Pirates can't get the offense going again in loss to Dodgers
By Rob Biertempfel
Published: Sunday, April 7, 2013, 12:24 a.m.
LOS ANGELES — You wanted a pitching duel? Done.
You wanted a Pirates victory, too? Well ...
A pair of aces had their way with two struggling lineups Saturday night at Dodger Stadium. Pirates right-hander A.J. Burnett was darn good, but Los Angeles Dodgers lefty Clayton Kershaw was better.
The Dodgers got an RBI single from Mark Ellis in the third inning, and Kershaw made sure it stood up for a 1-0 victory.
“Pitchers' duel,” Burnett said. “I was going up against one of the best. I just tried to do what that kid (Kershaw) was doing. It was my first time pitching against him, first time really seeing him. It fires me up to be in a game like that.”
Kershaw (2-0) extended his scoreless inning streak to 16. In two starts this year, he has yet to allow a runner to reach third base. Against the Pirates, Kershaw yielded two hits in seven innings and got nine strikeouts.
As he was on Opening Day, Burnett (0-2) was burned by the Pirates' impotent bats. Burnett worked 51⁄3 innings against the Dodgers, allowed one run on four hits and struck out nine.
“We're not finding hits,” manager Clint Hurdle said. “A well-played game, but somebody wins and somebody loses.”
Starling Marte dumped Kershaw's first pitch of the game into shallow center field for a single. Neil Walker, taking a cue from hitting coach Jay Bell's small-ball playbook, bunted the next pitch and sacrificed Marte to second.
The Pirates were in business.
Oh, no they weren't.
Andrew McCutchen hit a roller to shortstop Justin Sellers. Inexplicably, Marte broke for third base and was an easy out. Threat defused. Gaby Sanchez flew out to right field. Inning over.
“That was a bad decision,” Hurdle said of Marte's baserunning gaffe. “Those are mistakes you don't want to make when you're not swinging the bat (well), but we made them. Who knows what would've happened, but they didn't help our cause.”
To make matters worse, Kershaw threw only six pitches — total. Barely broke a sweat.
Burnett began the bottom of the first inning by issuing a five-pitch walk to Dodgers leadoff hitter Carl Crawford, who then stole second base. Uh-oh.

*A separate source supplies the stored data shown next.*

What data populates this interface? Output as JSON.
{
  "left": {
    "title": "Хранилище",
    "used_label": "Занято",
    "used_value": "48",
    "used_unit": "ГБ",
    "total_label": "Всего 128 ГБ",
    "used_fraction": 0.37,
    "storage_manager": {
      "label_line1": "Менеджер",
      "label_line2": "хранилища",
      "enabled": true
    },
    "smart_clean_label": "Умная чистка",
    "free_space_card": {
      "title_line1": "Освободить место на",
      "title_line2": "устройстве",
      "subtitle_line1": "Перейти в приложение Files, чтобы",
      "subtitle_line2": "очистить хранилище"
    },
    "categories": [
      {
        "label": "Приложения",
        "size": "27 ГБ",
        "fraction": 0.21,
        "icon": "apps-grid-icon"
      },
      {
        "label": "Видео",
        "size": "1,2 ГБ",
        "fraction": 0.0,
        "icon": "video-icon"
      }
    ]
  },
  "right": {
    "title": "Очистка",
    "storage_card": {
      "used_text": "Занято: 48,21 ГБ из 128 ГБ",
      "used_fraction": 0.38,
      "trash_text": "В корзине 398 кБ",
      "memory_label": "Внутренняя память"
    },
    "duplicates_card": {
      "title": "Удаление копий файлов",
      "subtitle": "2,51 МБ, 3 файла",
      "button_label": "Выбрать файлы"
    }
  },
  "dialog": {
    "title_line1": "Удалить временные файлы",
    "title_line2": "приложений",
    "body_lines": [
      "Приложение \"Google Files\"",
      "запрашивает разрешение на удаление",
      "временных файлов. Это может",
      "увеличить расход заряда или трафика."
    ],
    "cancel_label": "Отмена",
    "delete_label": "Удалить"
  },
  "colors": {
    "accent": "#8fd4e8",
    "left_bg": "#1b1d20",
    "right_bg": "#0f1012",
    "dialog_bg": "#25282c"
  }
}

No problem. Burnett unleashed his wicked curveball and struck out Mark Ellis, Matt Kemp and Adrian Gonzalez.
And so it began.
Sanchez's fly-out began a string of 15 batters who walked to the plate against Kershaw, turned around and sat back down. In that stretch, Kershaw racked up nine strikeouts.
Marte broke the spell in the sixth by legging out an infield single. It was a very close play, and the crowd of 39,446 grumbled at umpire Dan Iassogna's safe call.
Because replay review in baseball remains wishful thinking, Marte became the first Pirate to collect two hits of any kind in a game this season. Really. That's how bad things have been.
The Pirates are the only team in the majors without a home run. They rank last in the National League in runs, team batting average, hits, total bases, RBI and slugging percentage.
The Dodgers' offense hasn't been much better, but they were able to break through against Burnett in the third inning. With two outs, Crawford singled to short and stole second. Ellis lined a full-count fastball into left field for an RBI single.
Both of Crawford's stolen bases came on curveballs. It could be the Dodgers are so familiar with Russell — he was their catcher from 2006-10 — they were able to nab a sign or two. After Burnett and Martin conferred on the mound, Martin began angling his body toward third base, so a runner on first couldn't see the sign as easily.
Burnett looked to be in trouble in the fourth when Gonzalez walked and Andre Ethier lined a single to right. But A.J. Ellis grounded into a double play and Luis Cruz struck out.
The Dodgers loaded the bases with one out in the sixth. But reliever Jared Hughes wiggled free by getting Cruz to pop up and Sellers to ground into a fielder's choice.